Originally we had 6 missing values but here only 4 were there, 2 are in the test dataset.

When we will test data, we will pre-process the test data set as well.

### Adding Attributes using BaseEstimator and Transformer

Adding out custom attributes using BaseEstimator class.
The BaseEstimator class allows you to define your own methods and override transform and fit_transform methods.

Transformer mixin class allows you to build all sort of transformers that you want to add.

In [29]:
num_data.head()

Unnamed: 0,Cylinders,Displacement,Horsepower,Weight,Acceleration,Model Year
145,4,83.0,61.0,2003.0,19.0,74
151,4,79.0,67.0,2000.0,16.0,74
388,4,156.0,92.0,2585.0,14.5,82
48,6,250.0,88.0,3139.0,14.5,71
114,4,98.0,90.0,2265.0,15.5,73


In [32]:
from sklearn.base import BaseEstimator, TransformerMixin

# column indexes of Acceleration, Horsepower, Cylinders
acc_ix, hpower_ix, cyl_ix = 4, 2, 0

class CustomAttrAdder(BaseEstimator, TransformerMixin):    # inherts BaseEstimator and TransformerMixin class, they work on ndarrays
    def __init__(self, acc_on_power=True):                 # no *args or **kargs
        self.acc_on_power = acc_on_power
    def fit(self, X, y=None):
        return self                                        # nothing else to do
    def transform(self, X):                                # X is a 2D array
        acc_on_cyl = X[:, acc_ix] / X[:, cyl_ix]
        if self.acc_on_power:
            acc_on_power = X[:, acc_ix] / X[:, hpower_ix]
            return np.c_[X, acc_on_power, acc_on_cyl]      # concatenates arrays
        return np.c_[X, acc_on_cyl]
    

attr_adder = CustomAttrAdder(acc_on_power=True)
data_tr_extra_attrs = attr_adder.transform(data_tr.values)
data_tr_extra_attrs[0]

array([4.0000000e+00, 8.3000000e+01, 6.1000000e+01, 2.0030000e+03,
       1.9000000e+01, 7.4000000e+01, 3.1147541e-01, 4.7500000e+00])

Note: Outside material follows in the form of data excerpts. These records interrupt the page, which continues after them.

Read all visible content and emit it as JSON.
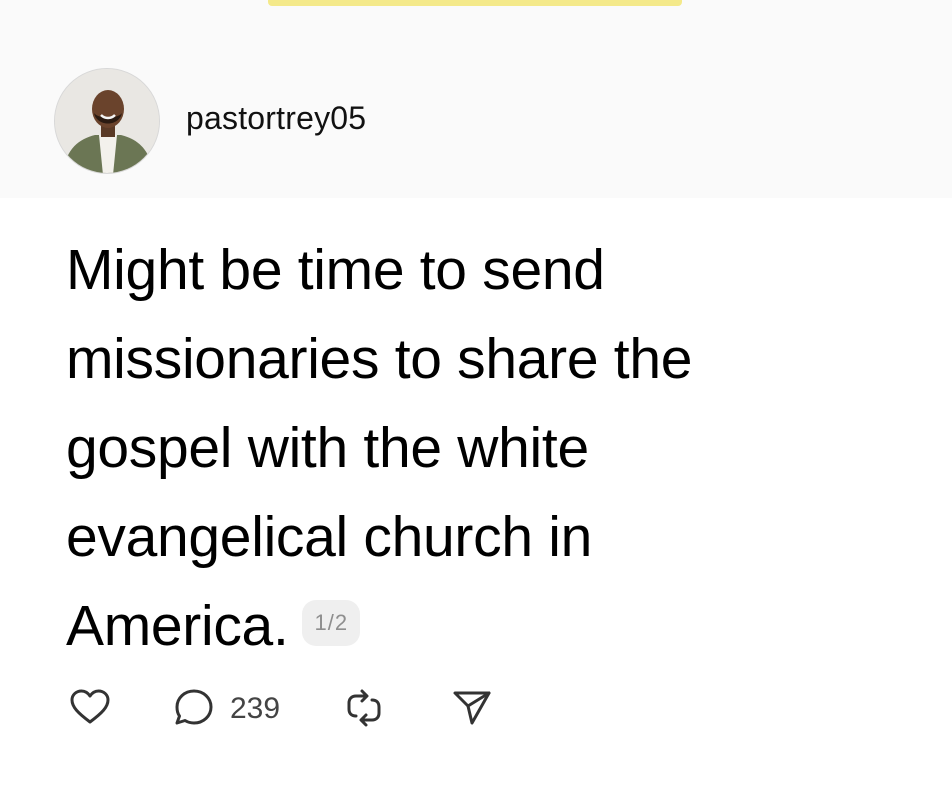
{
  "post": {
    "username": "pastortrey05",
    "text_lines": [
      "Might be time to send",
      "missionaries to share the",
      "gospel with the white",
      "evangelical church in",
      "America."
    ],
    "thread_badge": "1/2",
    "reply_count": "239"
  },
  "icons": {
    "like": "heart-icon",
    "reply": "speech-bubble-icon",
    "repost": "repost-arrows-icon",
    "share": "send-paper-plane-icon"
  },
  "colors": {
    "header_bg": "#fafafa",
    "text": "#000000",
    "icon": "#333333",
    "badge_bg": "#efefef",
    "badge_text": "#8e8e8e"
  }
}
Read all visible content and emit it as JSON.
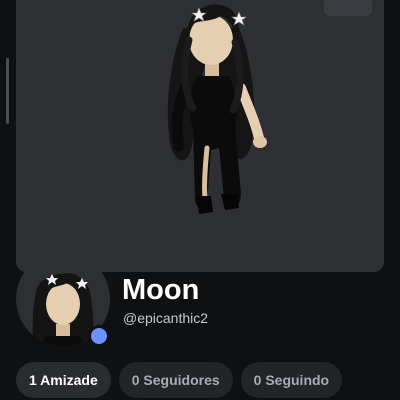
{
  "profile": {
    "display_name": "Moon",
    "username": "@epicanthic2",
    "presence_color": "#6e8fff"
  },
  "stats": [
    {
      "label": "1 Amizade",
      "active": true
    },
    {
      "label": "0 Seguidores",
      "active": false
    },
    {
      "label": "0 Seguindo",
      "active": false
    }
  ],
  "icons": {
    "hair_accessory": "star-clip-icon",
    "presence": "online-dot"
  }
}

### 4. Creating a Pipeline of tasks

Currently we have seen the individual elements, now we will create pipeline, so that we only pass the data and everythings gets handled automatically and it returns the prepared data.

For this we will use pipeline class from sklearn pipeline model. The other method we will add is StandardScaler. Because it is a good practice to scale the numerical values.

In [34]:
# Using Pipeline class
from sklearn.pipeline import Pipeline
# Using StandardScalar to scale all the numerical attributes
from sklearn.preprocessing import StandardScaler

numerics = ['float64','int64']

num_data = data_tr.select_dtypes(include=numerics)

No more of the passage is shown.